# How do you determine the binomial factors of x^3-2x^2-4x+8?

Mar 3, 2018

${x}^{3} - 2 {x}^{2} - 4 x + 8 = {\left(x - 2\right)}^{2} \left(x + 2\right)$

#### Explanation:

Given:

${x}^{3} - 2 {x}^{2} - 4 x + 8$

Note that the ratio between the first and second terms is the same as that between the third and fourth terms.

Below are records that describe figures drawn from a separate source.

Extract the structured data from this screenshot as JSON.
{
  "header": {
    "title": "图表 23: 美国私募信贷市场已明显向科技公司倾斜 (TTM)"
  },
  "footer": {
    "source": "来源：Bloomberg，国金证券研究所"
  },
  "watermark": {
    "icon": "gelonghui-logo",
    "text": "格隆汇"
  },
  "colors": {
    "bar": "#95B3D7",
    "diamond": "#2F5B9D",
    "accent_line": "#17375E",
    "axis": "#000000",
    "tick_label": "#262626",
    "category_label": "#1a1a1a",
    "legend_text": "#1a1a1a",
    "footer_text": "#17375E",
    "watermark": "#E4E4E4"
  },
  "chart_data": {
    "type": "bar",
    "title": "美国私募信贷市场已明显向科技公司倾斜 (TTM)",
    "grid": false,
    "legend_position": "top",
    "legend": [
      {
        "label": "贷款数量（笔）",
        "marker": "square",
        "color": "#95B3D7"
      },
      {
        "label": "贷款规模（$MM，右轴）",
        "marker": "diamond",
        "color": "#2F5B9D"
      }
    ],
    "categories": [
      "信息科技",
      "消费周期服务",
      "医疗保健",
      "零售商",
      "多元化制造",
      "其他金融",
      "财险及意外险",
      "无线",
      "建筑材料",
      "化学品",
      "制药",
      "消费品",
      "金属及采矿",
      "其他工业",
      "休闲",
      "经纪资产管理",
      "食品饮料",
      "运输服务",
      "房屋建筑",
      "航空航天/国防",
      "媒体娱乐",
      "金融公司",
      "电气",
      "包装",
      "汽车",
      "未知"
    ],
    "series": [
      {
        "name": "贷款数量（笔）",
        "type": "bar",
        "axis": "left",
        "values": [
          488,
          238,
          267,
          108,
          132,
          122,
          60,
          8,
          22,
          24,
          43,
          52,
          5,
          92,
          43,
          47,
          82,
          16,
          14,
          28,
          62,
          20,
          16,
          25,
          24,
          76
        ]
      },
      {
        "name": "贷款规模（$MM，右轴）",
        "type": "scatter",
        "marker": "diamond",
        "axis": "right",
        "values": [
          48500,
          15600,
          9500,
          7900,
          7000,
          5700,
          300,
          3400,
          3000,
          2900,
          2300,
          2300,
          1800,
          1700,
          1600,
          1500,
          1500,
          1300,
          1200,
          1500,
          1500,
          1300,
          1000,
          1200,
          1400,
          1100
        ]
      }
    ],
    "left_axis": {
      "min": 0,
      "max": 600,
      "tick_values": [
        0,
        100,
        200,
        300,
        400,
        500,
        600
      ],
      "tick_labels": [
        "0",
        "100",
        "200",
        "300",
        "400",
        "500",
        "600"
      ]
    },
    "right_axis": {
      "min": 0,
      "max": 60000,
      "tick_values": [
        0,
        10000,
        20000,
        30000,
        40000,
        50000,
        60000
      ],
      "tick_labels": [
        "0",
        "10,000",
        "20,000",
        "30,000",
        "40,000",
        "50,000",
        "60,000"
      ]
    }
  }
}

So this quadrinomial will factor by grouping:

${x}^{3} - 2 {x}^{2} - 4 x + 8 = \left({x}^{3} - 2 {x}^{2}\right) - \left(4 x - 8\right)$

$\textcolor{w h i t e}{{x}^{3} - 2 {x}^{2} - 4 x + 8} = {x}^{2} \left(x - 2\right) - 4 \left(x - 2\right)$

$\textcolor{w h i t e}{{x}^{3} - 2 {x}^{2} - 4 x + 8} = \left({x}^{2} - 4\right) \left(x - 2\right)$

$\textcolor{w h i t e}{{x}^{3} - 2 {x}^{2} - 4 x + 8} = \left({x}^{2} - {2}^{2}\right) \left(x - 2\right)$

$\textcolor{w h i t e}{{x}^{3} - 2 {x}^{2} - 4 x + 8} = \left(x - 2\right) \left(x + 2\right) \left(x - 2\right)$

$\textcolor{w h i t e}{{x}^{3} - 2 {x}^{2} - 4 x + 8} = {\left(x - 2\right)}^{2} \left(x + 2\right)$